Dawn Spacecraft orbits Ceres

Tejal Patel, Campus Life Editor

 

 

On March 7, 2015, the spacecraft Dawn became the first spacecraft ever to orbit the mysterious dwarf planet Ceres. Ceres has been puzzling scientists since Dawn sent back it’s first pictures of this dwarf planet back on February 9. These pictures showed two mysterious white dots located right in the middle of the planet. Scientists are still pondering what these white dots are, and what they are made of. Many think that these dots are salt flats or ice, and that the dots are just reflecting sunlight.

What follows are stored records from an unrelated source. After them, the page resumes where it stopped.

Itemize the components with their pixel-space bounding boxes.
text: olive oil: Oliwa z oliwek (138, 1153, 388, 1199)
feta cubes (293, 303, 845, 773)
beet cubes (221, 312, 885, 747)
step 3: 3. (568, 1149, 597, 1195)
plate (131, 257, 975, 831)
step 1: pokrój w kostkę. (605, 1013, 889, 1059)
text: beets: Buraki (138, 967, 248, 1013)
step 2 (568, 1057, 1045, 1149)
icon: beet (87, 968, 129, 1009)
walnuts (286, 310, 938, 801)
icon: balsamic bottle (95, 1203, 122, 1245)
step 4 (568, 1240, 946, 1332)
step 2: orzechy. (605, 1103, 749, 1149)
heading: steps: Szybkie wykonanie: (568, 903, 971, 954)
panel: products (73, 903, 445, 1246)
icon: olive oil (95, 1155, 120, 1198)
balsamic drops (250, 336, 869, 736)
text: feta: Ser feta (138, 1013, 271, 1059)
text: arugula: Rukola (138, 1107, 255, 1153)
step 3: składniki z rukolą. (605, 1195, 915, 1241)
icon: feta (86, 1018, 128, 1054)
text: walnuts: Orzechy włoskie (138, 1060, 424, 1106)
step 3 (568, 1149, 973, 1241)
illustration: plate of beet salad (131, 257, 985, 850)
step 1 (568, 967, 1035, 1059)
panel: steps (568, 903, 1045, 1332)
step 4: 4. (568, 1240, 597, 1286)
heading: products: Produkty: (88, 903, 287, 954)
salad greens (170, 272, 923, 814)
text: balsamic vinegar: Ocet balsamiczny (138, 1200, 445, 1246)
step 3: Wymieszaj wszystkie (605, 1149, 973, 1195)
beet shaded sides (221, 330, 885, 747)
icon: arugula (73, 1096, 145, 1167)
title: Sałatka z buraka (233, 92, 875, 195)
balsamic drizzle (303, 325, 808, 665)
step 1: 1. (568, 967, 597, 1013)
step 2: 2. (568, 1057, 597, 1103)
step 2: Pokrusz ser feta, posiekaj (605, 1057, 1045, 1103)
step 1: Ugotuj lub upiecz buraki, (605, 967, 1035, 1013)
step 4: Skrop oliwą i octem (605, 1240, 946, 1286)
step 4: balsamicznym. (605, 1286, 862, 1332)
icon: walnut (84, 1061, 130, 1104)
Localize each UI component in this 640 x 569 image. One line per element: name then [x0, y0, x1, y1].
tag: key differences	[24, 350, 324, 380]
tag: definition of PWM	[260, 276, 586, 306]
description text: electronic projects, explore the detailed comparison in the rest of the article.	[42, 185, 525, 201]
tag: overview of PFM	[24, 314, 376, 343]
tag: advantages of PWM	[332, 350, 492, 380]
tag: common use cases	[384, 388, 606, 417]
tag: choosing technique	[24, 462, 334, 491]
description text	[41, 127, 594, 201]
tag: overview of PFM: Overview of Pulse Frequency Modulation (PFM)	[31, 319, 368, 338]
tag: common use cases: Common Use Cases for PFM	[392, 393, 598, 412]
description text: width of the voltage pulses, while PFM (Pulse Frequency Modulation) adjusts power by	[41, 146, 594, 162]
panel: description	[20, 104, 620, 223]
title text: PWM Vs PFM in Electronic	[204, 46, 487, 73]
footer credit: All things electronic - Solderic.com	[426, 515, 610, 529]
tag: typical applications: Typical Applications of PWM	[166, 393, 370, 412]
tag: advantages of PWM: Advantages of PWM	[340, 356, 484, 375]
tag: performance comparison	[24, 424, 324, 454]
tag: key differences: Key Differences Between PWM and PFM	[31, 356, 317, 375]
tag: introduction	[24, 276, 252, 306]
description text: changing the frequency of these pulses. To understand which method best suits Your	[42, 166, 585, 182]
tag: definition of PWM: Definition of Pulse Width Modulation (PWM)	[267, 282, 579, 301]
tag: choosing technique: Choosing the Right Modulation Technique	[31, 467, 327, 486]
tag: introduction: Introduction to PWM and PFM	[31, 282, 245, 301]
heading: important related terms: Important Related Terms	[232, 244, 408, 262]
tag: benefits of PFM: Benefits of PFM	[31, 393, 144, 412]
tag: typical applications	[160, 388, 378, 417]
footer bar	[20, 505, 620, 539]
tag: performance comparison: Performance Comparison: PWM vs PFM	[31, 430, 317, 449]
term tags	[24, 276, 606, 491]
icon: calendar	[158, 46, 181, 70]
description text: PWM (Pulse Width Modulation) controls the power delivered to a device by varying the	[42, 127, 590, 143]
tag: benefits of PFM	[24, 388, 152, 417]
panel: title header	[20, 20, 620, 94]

One of the brighter spots on Ceres, called Spot 1, shows up darker than the surrounding area in the infrared images sent back by Dawn. This shows that the spot is probably cooler than the area surrounding it, which helps support the theory that Ceres spots are made of ice. However, the brightest spot on Ceres, Spot 5, doesn’t even show up on an infrared map. Though the scientists leading the Dawn mission have no idea why this is, Federico Tosi, a Dawn scientist who works at the Institute for Space Astrophysics and Planetology in Rome, thinks that they still don’t have enough resolution to see it in a proper way. If the spots are made of ice, then there is a possibility that Ceres has a liquid ocean under its surface. This would make it possible for Ceres to be able to host life as we know it today.

As Dawn approached Ceres, it showed that Ceres was filled with craters. Could these craters show that there was a thin layer of soil underneath the surface that could be easily shaped? Scientists are still waiting to get a closer look at Ceres in order to determine if anything is really under the surface. Another feature of Ceres that has been puzzling scientists is it’s density. When Ceres density was taken, it was shown that it was less dense than the terrestrial planets in our solar system. Because of this, many people believe that either ice or water, because water is less dense that any type of metal or dirt. The Herschel Space Telescope, sent by the ESA, observed water inside the environment of Ceres. This could be proof of cryovolcanism, where volcanoes, instead of spewing out hot lava, gush out water or other fluids to the surface.

Humans have always wondered if there is another life out there, or if there is even a planet like our Earth where we could grow and live in. Discovering the secrets to the dwarf planet Ceres can help lead us one step closer to the answer.